The next day, when Bolt snuck back to the field instead of working, the hut had gone. Worse still, the signal had completely disappeared.
They'd fled.
But why?
Bolt could only think of one answer; whatever they had done, they'd completed, and that meant they'd moved on, and it was probably too late to prevent whatever ill they had produced.
Bolt felt the cold tendrils of panic set in before she had raced back to the community to find chaos.
"It's the black death!"
Bolt held back, and watched from afar, as the townspeople she had lived with for a year had rushed around, proclaiming the presence of swelling and lumps on a number of citizens had appeared. Rumours had been brought in of the dreadful plague ravishing overseas – but nobody had truly been ready for it. Talk began of boarding up homes, burning fires, purifying the air…Bolt could barely keep up, but she was careful to stay hidden and stay far away, she suspected the illness was confined to humans, but couldn't help the nagging feeling that this was a little too convenient that the plague had hit on the same day that the mysterious signal had disappeared.
Had this been the perfect cover for whatever had been planned?
She was too blindsided to think of the answer in the moment. The only person she had wanted to find was Isabella, and once she had got a good idea of what was going on in the town, she ran back to the farm to find Isabella's father in hysterics in the fields.
"My daughter…my only daughter!"
The moment that Bolt had truly understood how much she cared for Isabella had been the moment she had seen Isabella's father in tears, and had known that her friend was going to die.
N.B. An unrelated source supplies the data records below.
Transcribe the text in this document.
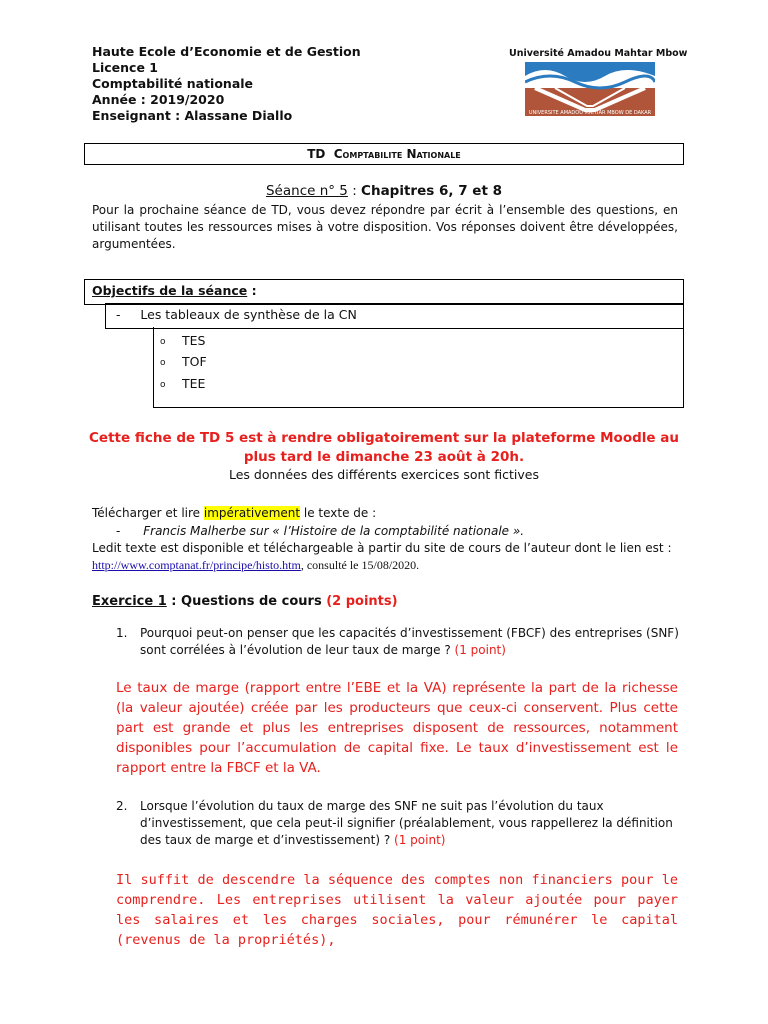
Haute Ecole d’Economie et de Gestion
Licence 1
Comptabilité nationale
Année : 2019/2020
Enseignant : Alassane Diallo
Université Amadou Mahtar Mbow
UNIVERSITE AMADOU MAHTAR MBOW DE DAKAR
TD Comptabilite Nationale
Séance n° 5 : Chapitres 6, 7 et 8
Pour la prochaine séance de TD, vous devez répondre par écrit à l’ensemble des questions, en utilisant toutes les ressources mises à votre disposition. Vos réponses doivent être développées, argumentées.
Objectifs de la séance :
- Les tableaux de synthèse de la CN
o TES
o TOF
o TEE
Cette fiche de TD 5 est à rendre obligatoirement sur la plateforme Moodle au
plus tard le dimanche 23 août à 20h.
Les données des différents exercices sont fictives
Télécharger et lire impérativement le texte de :
- Francis Malherbe sur « l’Histoire de la comptabilité nationale ».
Ledit texte est disponible et téléchargeable à partir du site de cours de l’auteur dont le lien est :
http://www.comptanat.fr/principe/histo.htm, consulté le 15/08/2020.
Exercice 1 : Questions de cours (2 points)
1.	Pourquoi peut-on penser que les capacités d’investissement (FBCF) des entreprises (SNF) sont corrélées à l’évolution de leur taux de marge ? (1 point)
Le taux de marge (rapport entre l’EBE et la VA) représente la part de la richesse (la valeur ajoutée) créée par les producteurs que ceux-ci conservent. Plus cette part est grande et plus les entreprises disposent de ressources, notamment disponibles pour l’accumulation de capital fixe. Le taux d’investissement est le rapport entre la FBCF et la VA.
2.	Lorsque l’évolution du taux de marge des SNF ne suit pas l’évolution du taux d’investissement, que cela peut-il signifier (préalablement, vous rappellerez la définition des taux de marge et d’investissement) ? (1 point)
Il suffit de descendre la séquence des comptes non financiers pour le comprendre. Les entreprises utilisent la valeur ajoutée pour payer les salaires et les charges sociales, pour rémunérer le capital (revenus de la propriétés),
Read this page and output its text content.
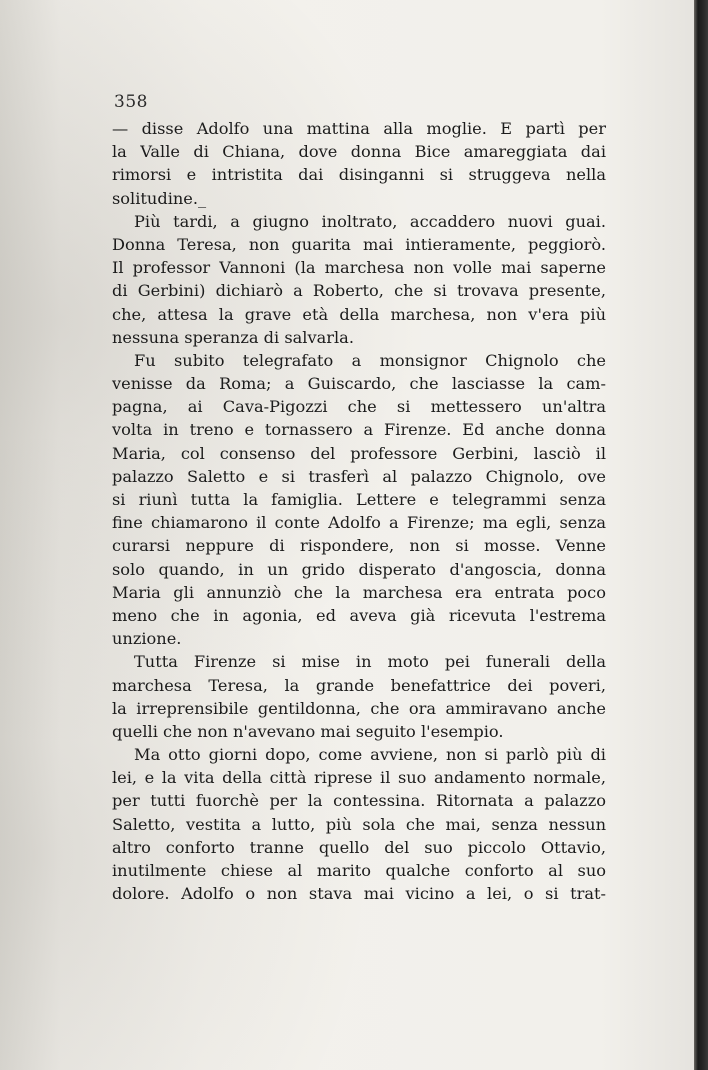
358
— disse Adolfo una mattina alla moglie. E partì per
la Valle di Chiana, dove donna Bice amareggiata dai
rimorsi e intristita dai disinganni si struggeva nella
solitudine._
Più tardi, a giugno inoltrato, accaddero nuovi guai.
Donna Teresa, non guarita mai intieramente, peggiorò.
Il professor Vannoni (la marchesa non volle mai saperne
di Gerbini) dichiarò a Roberto, che si trovava presente,
che, attesa la grave età della marchesa, non v'era più
nessuna speranza di salvarla.
Fu subito telegrafato a monsignor Chignolo che
venisse da Roma; a Guiscardo, che lasciasse la cam-
pagna, ai Cava-Pigozzi che si mettessero un'altra
volta in treno e tornassero a Firenze. Ed anche donna
Maria, col consenso del professore Gerbini, lasciò il
palazzo Saletto e si trasferì al palazzo Chignolo, ove
si riunì tutta la famiglia. Lettere e telegrammi senza
fine chiamarono il conte Adolfo a Firenze; ma egli, senza
curarsi neppure di rispondere, non si mosse. Venne
solo quando, in un grido disperato d'angoscia, donna
Maria gli annunziò che la marchesa era entrata poco
meno che in agonia, ed aveva già ricevuta l'estrema
unzione.
Tutta Firenze si mise in moto pei funerali della
marchesa Teresa, la grande benefattrice dei poveri,
la irreprensibile gentildonna, che ora ammiravano anche
quelli che non n'avevano mai seguito l'esempio.
Ma otto giorni dopo, come avviene, non si parlò più di
lei, e la vita della città riprese il suo andamento normale,
per tutti fuorchè per la contessina. Ritornata a palazzo
Saletto, vestita a lutto, più sola che mai, senza nessun
altro conforto tranne quello del suo piccolo Ottavio,
inutilmente chiese al marito qualche conforto al suo
dolore. Adolfo o non stava mai vicino a lei, o si trat-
Bolt had to be held back from going to Isabella's side – it was madness, she knew, and the townsfolk were not about to permit another young woman to become freely infected, but Bolt was unrealistically certain this had something to do with the signal she was investigating. She couldn't be sure how, but she couldn't let her companion pass away uncounted for and alone – she had to care for her, tell her what had happened – try to help…
But in the end, there was nothing you could do against the Black Death.
Bolt spent a grim two days hiding away from the main part of the town, living off what scraps she could manage and in a state of permanent distress, before the news fed back to her that Isabella has succumbed to the plague.
Against her better judgement, she returned back to the civilisation one more time, and from afar saw her friend tossed into a mass grave made for the expected large amount of victims that would inevitably follow. Already, the town that had sheltered her for the past year was being ceremoniously stripped of life – fires burned in the streets and more and more homes were boarded up. It was time to leave.
She knew now that this plague was part of human history, but even until this very day she could never shake the uneasiness that the two events – the signal disappearing and the Black Death arriving, had been linked. She had also never lost the image of Isabella's limp body sliding away, or the emptiness in the pit of her stomach that had only been filled with a weighty sorrow, that she still carried with her to this day.
Bolt wasn't sure if it was her imagination, but she could have also sworn that Isabella's body had a faint bluish tinge to it as it had fallen into the grave. But as she travelled from this cursed time using the Time Energy she had naturally built up over the last year to escape to wherever she could manage, she told herself that it was just her grief imagining things.